Nigel Hawke has contributed to racing in more than one way. Initially, he was a jockey, where he had plenty of success until a career-ending injury, and later in life as a trainer.
An inventive jockey, who cited too many jockeys in the UK, which led him to ride in both New Zealand and Russia during the summer months in order to get enough rides to survive. Born on January 13, 1966, Hawke won the 1991 Grand National aboard Seagram, a winning horse that is known for being a coincidence winner of the race, named the same as the sponsors that year.
However, that doesn’t tell the whole story, one of guts, determination, and a great finishing drive from Hawke to get his mount over the line in front. Injury prevented us from seeing more from this jockey, and he ended the riding part of his career with just two rides in the Grand National, both on Seagram, in 1991 and 1992, before injury forced early retirement a year later in October 1993.

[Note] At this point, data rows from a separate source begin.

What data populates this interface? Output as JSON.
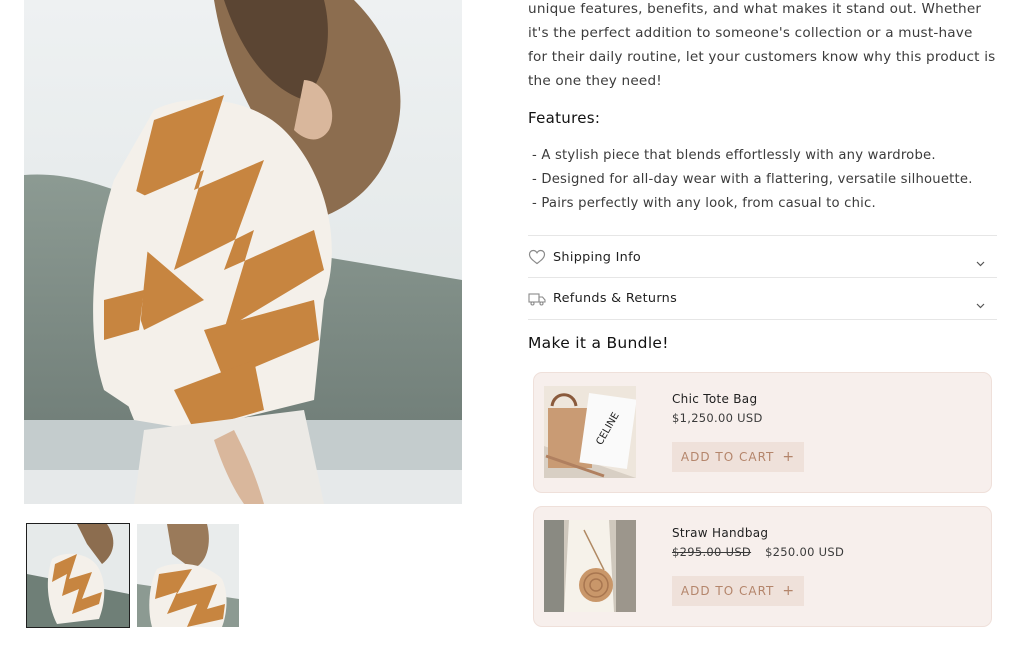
{
  "description": {
    "lines": [
      "unique features, benefits, and what makes it stand out. Whether",
      "it's the perfect addition to someone's collection or a must-have",
      "for their daily routine, let your customers know why this product is",
      "the one they need!"
    ]
  },
  "features": {
    "title": "Features:",
    "items": [
      "- A stylish piece that blends effortlessly with any wardrobe.",
      "- Designed for all-day wear with a flattering, versatile silhouette.",
      "- Pairs perfectly with any look, from casual to chic."
    ]
  },
  "accordions": [
    {
      "label": "Shipping Info",
      "icon": "heart-icon"
    },
    {
      "label": "Refunds & Returns",
      "icon": "truck-icon"
    }
  ],
  "bundle": {
    "title": "Make it a Bundle!",
    "products": [
      {
        "name": "Chic Tote Bag",
        "price": "$1,250.00 USD",
        "compare_price": "",
        "button": "ADD TO CART",
        "image_text": "CELINE"
      },
      {
        "name": "Straw Handbag",
        "price": "$250.00 USD",
        "compare_price": "$295.00 USD",
        "button": "ADD TO CART"
      }
    ]
  },
  "gallery": {
    "main_image": "woman-in-orange-white-chevron-sweater",
    "thumbnails": [
      "thumbnail-1",
      "thumbnail-2"
    ]
  },
  "colors": {
    "accent_text": "#b4856b",
    "card_bg": "#f7efec",
    "button_bg": "#efe1da"
  }
}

Nigel Hawke Grand National Wins
- 1991 - Seagram trained by David Hawken Barons
|1992||Seagram||Fence 27 - Pulled Up||-||David Hawken Barons|
|1991||Seagram||1||£90,970||David Hawken Barons|
The 1991 Grand National On Seagram
The first thing that many people will tell you about the 1991 Grand National is about the name. Seagram, the winning horse, was named the same as Seagram, the sponsor, a Canadian distillery. However, while the story is a nice one, it doesn’t give any credit to the winner and jockey for what they did on the run-in.
Going into the race, Seagram was fancied to go well and be amongst the top few runners in the betting, but the talk was all about Garrison Savannah. He had won the Cheltenham Gold Cup just three weeks prior and was aiming to become just the second horse to win the double in the same year and the first to do it in more than 50 years.
That was the fairy tale story, and it’s not nice being the one to deny that from happening, but Seagram and Nigel Hawke were the ones to do that. Both horses were going well, and in a group of potential winners who were catching the eye, but it was Garrison Savannah that kicked clear first and went to win the race.
He was in the lead with two fences to go, and he jumped three lengths clear at the final fence. A clean jump there, coupled with gaining a little bit more momentum, left him five lengths clear as he started to go up the run-in, and there appeared to be one winner, history was about to be made at the Aintree racecourse.
All of a sudden, Garrison Savannah began to tire, and the horse behind him was Seagram. Could he get back up and challenge the leader, who was slowing down? He certainly could, Hawke commented after the race, saying that at the final fence, he thought he was destined for second place but was quick to get going when he saw he had a chance to overtake the leader.
As the line drew closer, Garrison Savannah was almost at walking pace, while Hawke and Seagram had their second win and were coming strongly. In the end, the pair came out on top, being the ones to stop fans in attendance from seeing history, but at the same time, taking the world’s most famous race.
They didn’t just get up and win by a close margin either, they went past the leader and won by an easy five lengths in the end. It was a real showing of not giving up by both the horse and jockey, they kept going until the end, riding out strongly, and were given an opportunity to grab the lead and win the race, which they did in style.
Injury Cuts Short Riding Career
Unfortunately, the riding career of Nigel Hawke was cut short due to a bad injury. Hawke had just two rides in the race in terms of the Grand National itself, and these both came aboard Seagram. After winning in 1991, the pair reunited for another attempt in 1992, but at fence 27, the horse was pulled up by Hawke.
It was a year after this when Hawke should have been trying to really build and kick on after his association with a Grand National winner, where his riding career came to an end. In October 1993, Hawke suffered a bad fall at Newton Abbot. He was taken to hospital from the track and remained unconscious for a week. When he eventually woke up, Hawke had no recollection of the day at Newton Abbot other than arriving in the car park before racing, everything after that was gone.
He eventually made enough progress to be able to leave the hospital, but his time as a jockey was over. A few years later, the itch to get back into racing was too strong, and training was where Hawke would make his return.
Move Into Training
In 1998, Hawke took out his training license, operating from a base in Devon, where he would begin life looking to get back into racing at the top table. After spending time as a jockey, this would take him into the sport from a different angle but would give him the chance to get back to horses, something he loved.
He is hoping to repeat the success of winning the Grand National, but this time as a trainer, aiming to be one of the few people who have both ridden and trained the winner of the world’s biggest race.